4.3 Ausrichtungen von Gemeinwesenarbeit: territorial, funktional und kategorial

Eine zentrale Dimension der Verankerung von GWA ist ihre Ausrichtung. Die GWA-Tätigkeiten der Umfrageteilnehmenden sind mehrheitlich auf geografisch abgegrenzte Gebiete ausgerichtet, z.B. auf alle Einwohner*innen und deren Lebensbedingungen in einem politisch-ökologischen, geografischen Raum.
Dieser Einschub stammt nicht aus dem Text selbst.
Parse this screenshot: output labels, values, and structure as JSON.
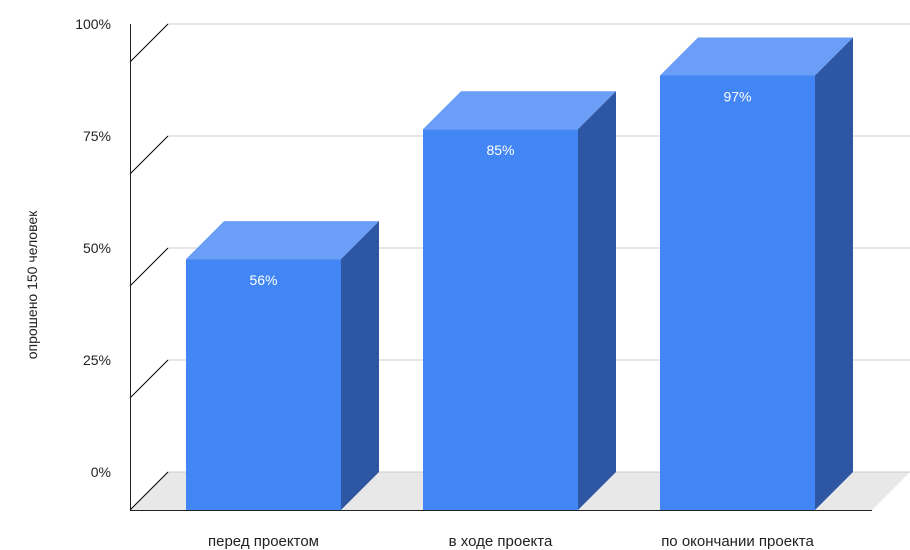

Viele GWA-Tätigkeiten sind auf spezifische thematische Schwerpunkte/Probleme ausgerichtet oder auf spezifische Personenkategorien/Zielgruppen.

Betrachtet man die Angaben zu Schwerpunkten/Problemen und zu Personenkategorien und Zielgruppen, auf die die eigene Tätigkeit ausgerichtet ist, zeigen sich unterschiedliche Fokussierungen: Erstens Fokussierungen auf weiter oder enger gefasste Problembereiche und wichtige gesellschaftliche Funktionen (funktionale GWA), wie z.B.: [7] Bürgerschaftliches Engagement, Stadt- und Siedlungsentwicklung, Kultur/Soziokultur, Bildung, Migration, Wohnen, Gesundheit, Demokratie, Flucht, Antidiskriminierung, Arbeit/Beschäftigung, Digitalisierung, Lokale Ökonomie. Zweitens zeigen sich auch Fokussierungen auf mehr oder weniger implizite Werte und Ziele wie: Inklusion, Nachhaltigkeit, gesellschaftlicher Zusammenhalt, Nachbarschaft, demografische Entwicklung, Identifikation mit dem Stadtteil. Drittens zeigen sich Fokussierungen auf Methoden und Handlungsansätze wie: Partizipation, Selbsthilfe, Begegnung und Austausch, Betreuung und Pflege, frühe Förderung, Konfliktbearbeitung, Netzwerkbildung. Viertens zeigen sich Fokussierungen auf Personenkategorien (kategoriale GWA) wie: Familien, Alter, Kinder/Jugend, Geflüchtete, Frauen, Senioren. In vielen Fällen ist die GWA einer Einrichtung auf zwei oder gar alle drei Ausrichtungstypen bezogen (Mehrfachnennungen waren möglich). Die Angaben zeigen, dass es neben territorialer Gemeinwesenarbeit auch funktionale und kategoriale GWA gibt und dass alle Formen häufig kombiniert werden (vgl. Fehren/Martin/Schreier 2023: 93ff. sowie 155ff.; vgl. auch Boulet/Krauss/Oelschlägel 1980: 291ff.).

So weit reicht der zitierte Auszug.